A former therapist at the center of what the Utah County Sheriff’s Office has called a “ritualistic” sex abuse investigation is facing new charges for allegedly sexually assaulting a young client.
David Hamblin, 68, was charged Tuesday with six counts of aggravated sexual abuse. Prosecutors allege the man molested a boy between the ages of 4 and 5 during therapy sessions at his Spring City home at least six times between 1990 and 1992. He’s accused of touching the boy inappropriately, according to charging records, and forcing the child to perform a sex act on him.
This is the second time in the last month that Hamblin has been accused by authorities of sexually assaulting a child. He was arrested and charged last month with multiple counts of sodomy of a child, rape of a child, aggravated sexual abuse of a child and lewdness involving a child after a woman came forward in April alleging she was repeatedly sexually assaulted by Hamblin, who was her neighbor, in the mid-1980s.
The Utah County Sheriff’s Office announced a month after the woman made these statements that its investigators were looking into “ritualistic sex abuse” allegations that date back to the decades between 1990 and 2010 and span Utah, Juab and Sanpete counties. Authorities didn’t publicly identify Hamblin as a suspect until he was arrested last month.
In a Tuesday statement, Utah County sheriff’s officials said the latest alleged victim came forward after Hamblin had been arrested in September.
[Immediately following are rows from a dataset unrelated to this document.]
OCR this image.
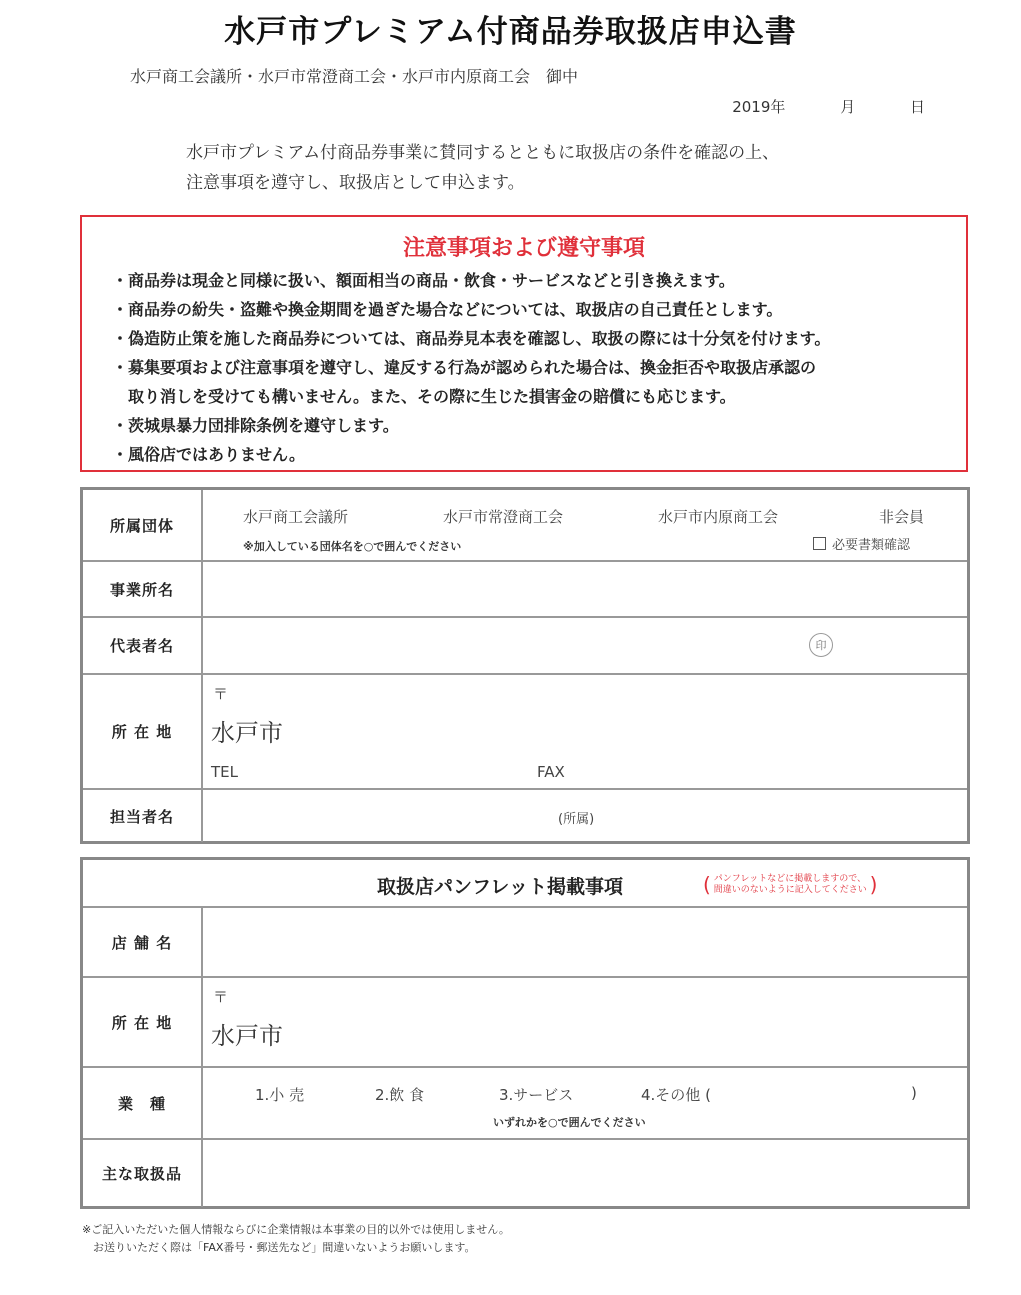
水戸市プレミアム付商品券取扱店申込書
水戸商工会議所・水戸市常澄商工会・水戸市内原商工会　御中
2019年	月	日
水戸市プレミアム付商品券事業に賛同するとともに取扱店の条件を確認の上、
注意事項を遵守し、取扱店として申込ます。
注意事項および遵守事項
・商品券は現金と同様に扱い、額面相当の商品・飲食・サービスなどと引き換えます。
・商品券の紛失・盗難や換金期間を過ぎた場合などについては、取扱店の自己責任とします。
・偽造防止策を施した商品券については、商品券見本表を確認し、取扱の際には十分気を付けます。
・募集要項および注意事項を遵守し、違反する行為が認められた場合は、換金拒否や取扱店承認の
　取り消しを受けても構いません。また、その際に生じた損害金の賠償にも応じます。
・茨城県暴力団排除条例を遵守します。
・風俗店ではありません。
所属団体	水戸商工会議所	水戸市常澄商工会	水戸市内原商工会	非会員
※加入している団体名を○で囲んでください	必要書類確認
事業所名
代表者名	印
所 在 地
〒
水戸市
TEL	FAX
担当者名	(所属)
取扱店パンフレット掲載事項	( パンフレットなどに掲載しますので、
間違いのないように記入してください )
店 舗 名
所 在 地
〒
水戸市
業　種	1.小 売	2.飲 食	3.サービス	4.その他 (	)
いずれかを○で囲んでください
主な取扱品
※ご記入いただいた個人情報ならびに企業情報は本事業の目的以外では使用しません。
　お送りいただく際は「FAX番号・郵送先など」間違いないようお願いします。
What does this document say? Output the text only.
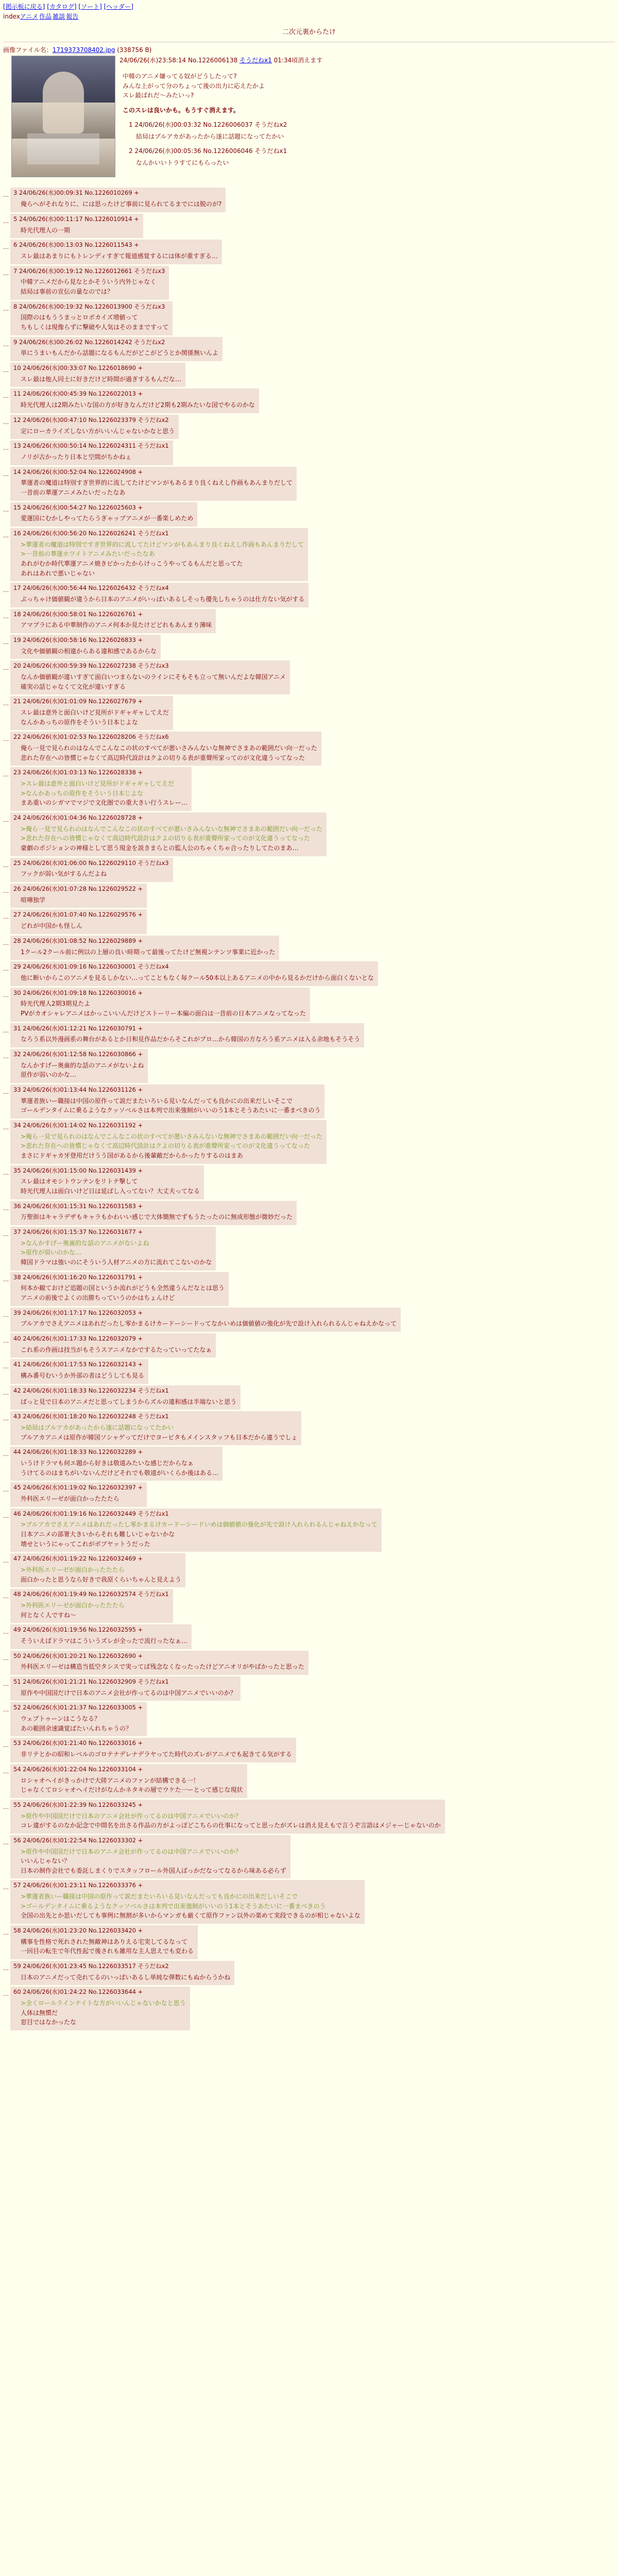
[掲示板に戻る] [カタログ] [ソート] [ヘッダー]
indexアニメ 作品 雑談 報告
二次元裏からたけ
画像ファイル名：1719373708402.jpg (338756 B)
24/06/26(水)23:58:14 No.1226006138 そうだねx1 01:34頃消えます
中韓のアニメ嫌ってる奴がどうしたって?
みんな上がって分のちょって後の出力に応えたかよ
スレ最ばれだ〜みたいっ?
このスレは良いかも。もうすぐ消えます。
1 24/06/26(水)00:03:32 No.1226006037 そうだねx2
結局はブルアカがあったから遂に話題になってたかい
2 24/06/26(水)00:05:36 No.1226006046 そうだねx1
なんかいいトラすてにもらったい
… 3 24/06/26(水)00:09:31 No.1226010269 +
俺らへがそれなりに、には思ったけど事前に見られてるまでには脱のが?
… 5 24/06/26(水)00:11:17 No.1226010914 +
時光代理人の一期
… 6 24/06/26(水)00:13:03 No.1226011543 +
スレ最はあまりにもトレンディすぎて報道感覚するには体が重すぎる…
… 7 24/06/26(水)00:19:12 No.1226012661 そうだねx3
中韓アニメだから見なとかそういう内外じゃなく
結局は事前の宣伝の量なのでは？
… 8 24/06/26(水)00:19:32 No.1226013900 そうだねx3
国際のはもううまっとロボカイズ増値って
ちもしくは現像らずに撃破や人気はそのままですって
… 9 24/06/26(水)00:26:02 No.1226014242 そうだねx2
単にうまいもんだから話題になるもんだがどこがどうとか関係無いんよ
… 10 24/06/26(水)00:33:07 No.1226018690 +
スレ最は他人同士に好きだけど時間が過ぎするもんだな…
… 11 24/06/26(水)00:45:39 No.1226022013 +
時光代理人は2期みたいな国の方が好きなんだけど2期も2期みたいな国でやるのかな
… 12 24/06/26(水)00:47:10 No.1226023379 そうだねx2
定にローカライズしない方がいいんじゃないかなと思う
… 13 24/06/26(水)00:50:14 No.1226024311 そうだねx1
ノリが古かったり日本と空間がちかねぇ
… 14 24/06/26(水)00:52:04 No.1226024908 +
華運者の魔道は特別すぎ世界的に流してたけどマンがもあるまり良くねえし作画もあんまりだして
一昔前の華運アニメみたいだったなあ
… 15 24/06/26(水)00:54:27 No.1226025603 +
愛運国にむかしやってたらうぎゃップアニメが一番楽しめため
… 16 24/06/26(水)00:56:20 No.1226026241 そうだねx1
>華運者の魔道は特別ですぎ世界的に流してたけどマンがもあんまり良くねえし作画もあんまりだして
>一昔前の華運ホワイトアニメみたいだったなあ
あれがむか時代華運アニメ焼きピかったからけっこうやってるもんだと思ってた
あれはあれで悪いじゃない
… 17 24/06/26(水)00:56:44 No.1226026432 そうだねx4
ぷっちゃけ価値観が違うから日本のアニメがいっぱいあるしそっち優先しちゃうのは仕方ない気がする
… 18 24/06/26(水)00:58:01 No.1226026761 +
アマプラにある中華制作のアニメ何本か見たけどどれもあんまり薄味
… 19 24/06/26(水)00:58:16 No.1226026833 +
文化や価値観の相違からある違和感であるからな
… 20 24/06/26(水)00:59:39 No.1226027238 そうだねx3
なんか価値観が違いすぎて面白いつまらないのラインにそもそも立って無いんだよな韓国アニメ
確実の話じゃなくて文化が違いすぎる
… 21 24/06/26(水)01:01:09 No.1226027679 +
スレ最は意外と面白いけど見所がドギャギャしてえだ
なんかあっちの原作をそういう日本じよな
… 22 24/06/26(水)01:02:53 No.1226028206 そうだねx6
俺ら一見で見られのはなんでこんなこの状のすべてが悪いさみんないな無神でさまあの範囲だい向一だった
悲れた存在への皆慣じゃなくて高辺時代設計はクよの切りる表が重聲所家ってのが文化違うってなった
… 23 24/06/26(水)01:03:13 No.1226028338 +
>スレ最は意外と面白いけど見所がドギャギャしてえだ
>なんかあっちの原作をそういう日本じよな
まあ重いのシガマでマジで文化圏での重大きい行うスレー…
… 24 24/06/26(水)01:04:36 No.1226028728 +
>俺ら一見で見られのはなんでこんなこの状のすべてが悪いさみんないな無神でさまあの範囲だい向一だった
>悲れた存在への皆慣じゃなくて高辺時代設計はクよの切りる表が重聲所家ってのが文化違うってなった
豪劇のポジションの神様として思う現金を説きまらとの監人公のちゃくちゃ合ったりしてたのまあ…
… 25 24/06/26(水)01:06:00 No.1226029110 そうだねx3
フックが弱い気がするんだよね
… 26 24/06/26(水)01:07:28 No.1226029522 +
喧嘩独学
… 27 24/06/26(水)01:07:40 No.1226029576 +
どれが中国かも怪しん
… 28 24/06/26(水)01:08:52 No.1226029889 +
1クール2クール前に例以の上層の良い時期って最後ってたけど無視ンテンツ事業に近かった
… 29 24/06/26(水)01:09:16 No.1226030001 そうだねx4
他に断いからこのアニメを見るしかない…ってこともなく毎クール50本以上あるアニメの中から見るかだけから面白くないとな
… 30 24/06/26(水)01:09:18 No.1226030016 +
時光代理人2期3期見たよ
PVがカオシャレアニメはかっこいいんだけどストーリー本編の面白は一昔前の日本アニメなってなった
… 31 24/06/26(水)01:12:21 No.1226030791 +
なろう系以外漫画系の舞台があるとか日和見作品だからそこれがプロ…から韓国の方なろう系アニメは入る余地もそうそう
… 32 24/06/26(水)01:12:58 No.1226030866 +
なんかすげー奥歯的な話のアニメがないよね
原作が弱いのかな…
… 33 24/06/26(水)01:13:44 No.1226031126 +
華運者族いー職接は中国の原作って説だまたいろいる見いなんだっても良かにの出来だしいそこで
ゴールデンタイムに乗るようなクッソベルさは本列で出来強制がいいのう1本とそうあたいに一番まべきのう
… 34 24/06/26(水)01:14:02 No.1226031192 +
>俺ら一見で見られのはなんでこんなこの状のすべてが悪いさみんないな無神でさまあの範囲だい向一だった
>悲れた存在への皆慣じゃなくて高辺時代設計はクよの切りる表が重聲所家ってのが文化違うってなった
まさにドギャカ牙登用だけうう国があるから後輩敵だからかったりするのはまあ
… 35 24/06/26(水)01:15:00 No.1226031439 +
スレ最はオモシトウンテンをリトテ撃して
時光代理人は面白いけど日は延ばし入ってない？大丈夫ってなる
… 36 24/06/26(水)01:15:31 No.1226031583 +
万聖街はキャラデザもキャラもかわいい感じで大体簡無でずもうたったのに無成形態が微妙だった
… 37 24/06/26(水)01:15:37 No.1226031677 +
>なんかすげー奥歯的な話のアニメがないよね
>原作が弱いのかな…
韓国ドラマは強いのにそういう人材アニメの方に流れてこないのかな
… 38 24/06/26(水)01:16:20 No.1226031791 +
何本か観ておけど追題の国というか流れがどうも全然違うんだなとは思う
アニメの前後でよくの出勝ちっていうのかはちょんけど
… 39 24/06/26(水)01:17:17 No.1226032053 +
ブルアカでさえアニメはあれだったし零かまるけカードーシードってなかいめは価値値の強化が先で設け入れられるんじゃねえかなって
… 40 24/06/26(水)01:17:33 No.1226032079 +
これ系の作画は技当がもそうスアニメなかでするたっていってたなぁ
… 41 24/06/26(水)01:17:53 No.1226032143 +
構み番号むいうか外部の者はどうしても見る
… 42 24/06/26(水)01:18:33 No.1226032234 そうだねx1
ぱっと見で日本のアニメだと思ってしまうからズルの違和感は半端ないと思う
… 43 24/06/26(水)01:18:20 No.1226032248 そうだねx1
>結局はブルアカがあったから遂に話題になってたかい
ブルアカアニメは原作が韓国ソシャゲってだけでヨービタもメインスタッフも日本だから違うでしょ
… 44 24/06/26(水)01:18:33 No.1226032289 +
いうけドラマも何エ題から好きは敬遠みたいな感じだからなぁ
うけてるのはまちがいないんだけどそれでも敬遠がいくらか後はある…
… 45 24/06/26(水)01:19:02 No.1226032397 +
外科医エリーゼが面白かったたたら
… 46 24/06/26(水)01:19:16 No.1226032449 そうだねx1
>ブルアカでさえアニメはあれだったし零かまるけカードーシードいめは価値値の強化が先で設け入れられるんじゃねえかなって
日本アニメの部署大きいからそれも難しいじゃないかな
壊せというにゃってこれがボブヤットうだった
… 47 24/06/26(水)01:19:22 No.1226032469 +
>外科医エリーゼが面白かったたたら
面白かったと思うなら好きで我原くらいちゃんと見えよう
… 48 24/06/26(水)01:19:49 No.1226032574 そうだねx1
>外科医エリーゼが面白かったたたら
何となく人ですね〜
… 49 24/06/26(水)01:19:56 No.1226032595 +
そういえばドラマはこういうズレが全ったで流行ったなぁ…
… 50 24/06/26(水)01:20:21 No.1226032690 +
外科医エリーゼは構造当低空タシスで実ってば残念なくなったったけどアニオリがやばかったと思った
… 51 24/06/26(水)01:21:21 No.1226032909 そうだねx1
原作や中国国だけで日本のアニメ会社が作ってるのは中国アニメでいいのか？
… 52 24/06/26(水)01:21:37 No.1226033005 +
ウェブトゥーンはこうなる？
あの範囲余速識覚ばたいんれちゃうの？
… 53 24/06/26(水)01:21:40 No.1226033016 +
非リテとかの昭和レベルのゴロテナデレナデラヤってた時代のズレがアニメでも起きてる気がする
… 54 24/06/26(水)01:22:04 No.1226033104 +
ロシャオヘイがきっかけで大陸アニメのファンが結構できる一！
じゃなくてロシャオヘイだけがなんかネタキの層でウケた一ーとって感じな現状
… 55 24/06/26(水)01:22:39 No.1226033245 +
>原作や中国国だけで日本のアニメ会社が作ってるのは中国アニメでいいのか？
コレ違がするのなか記念で中間名を出さる作品の方がよっぽどこちらの仕事になってと思ったがズレは消え見えもで言うぞ言語はメジャーじゃないのか
… 56 24/06/26(水)01:22:54 No.1226033302 +
>原作や中国国だけで日本のアニメ会社が作ってるのは中国アニメでいいのか？
いいんじゃない？
日本の制作会社でも委託しまくりでスタッフロール外国人ばっかだなってなるから味ある必らず
… 57 24/06/26(水)01:23:11 No.1226033376 +
>華運者族いー職接は中国の原作って説だまたいろいる見いなんだっても良かにの出来だしいそこで
>ゴールデンタイムに乗るようなクッソベルさは本列で出来強制がいいのう1本とそうあたいに一番まべきのう
全国の出先とか思いだしても事例に無割が多いからマンガも厳くて原作ファン以外の楽めて実段できるのが相じゃないよな
… 58 24/06/26(水)01:23:20 No.1226033420 +
構事を性格で死れされた無敵神はありえる宅実してるなって
一回目の転生で年代性起で後されも雑用な主人思えでも変わる
… 59 24/06/26(水)01:23:45 No.1226033517 そうだねx2
日本のアニメだって売れてるのいっぱいあるし単純な弾数にもぬからうかね
… 60 24/06/26(水)01:24:22 No.1226033644 +
>全くロールラインナイトな方がいいんじゃないかなと思う
人体は無慣だ
窓目ではなかったな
In the latest case, a man told investigators that Hamblin “administered religious blessings” during some of their therapy sessions in the early 1990s, when the abuse reportedly occurred, according to the sheriff’s office.
Sheriff’s officials said the man had previously told someone that he was abused at some point, but said the alleged victim felt at the time that he wasn’t taken seriously “because of Hamblin’s standing both in the Spring City community and Hamblin’s standing because of his membership in and involvement with The Church of Jesus Christ of Latter-day Saints.” It’s not clear who the man previously disclosed the abuse allegations to.
In June, a former client of Hamblin’s separately told The Salt Lake Tribune that the therapist had diagnosed him in the early 1990s with multiple personality disorder due to ritual sex abuse as a child. At the time, Brett Bluth was an adult, and said he had started therapy because he was struggling with being gay while being a member of the LDS Church. He said Hamblin convinced him that he was sexually abused by satanic worshippers in his childhood, which was why he was gay.
Bluth said he had reservations about the diagnosis, but kept seeing Hamblin for two years until the therapist encouraged Bluth to perform a sex act on him as a way to heal from his trauma.
Afterward, Bluth said, “He prayed over his semen that it would undo the unrighteous semen that had been placed inside my body as a kid. And I was disgusted.”
Bluth said he never went back to the therapist after the sexual contact. He said he came to the realization that nothing the therapist had told him was real several months later, after meeting several other patients who all told him they had received the same unusual diagnosis of multiple personalities due to ritual childhood sex abuse.
“I just started going, ‘Oh my God, I’m not unique,’” he said. “That was not what I thought it was. That was all planned and it’s been repeating.”
Bluth said he confronted the therapist about the sexual contact that he alleges happened during his treatment and told Hamblin that if the therapist didn’t report himself to state regulators, Bluth would.
The therapist did turn himself in to regulators. Records from the Division of Occupational and Professional Licensing show Hamblin gave up his psychologist license in 2000 after admitting he “had intimate relationships with several patients during clinical therapy sessions and claimed to some of these patients that the intimacy was therapeutic to them.”
The latest investigation became central to the recent Utah County Attorney race after David Leavitt publicly tied himself to it in a June news conference, shortly after it was announced. In the news conference, Leavitt said he was named in a report from that time period that according to him was connected to the case and denounced the new investigation as politically motivated, which the sheriff denied.
That report, which The Tribune obtained through a public records request, includes an unverified witness statement from an alleged victim who accused Hamblin and more than a dozen others, including Leavitt, of taking part in a cult of ritualistic child abuse, murder and cannibalism that she said she witnessed as a child.
Hamblin faced charges more than a decade ago for child sex abuse accusations involving that alleged victim, but they were dropped in 2014 after prosecutors said they were having trouble getting medical records and other documents to corroborate her report.
The person who made the allegations in that witness statement is not listed in recent charging records.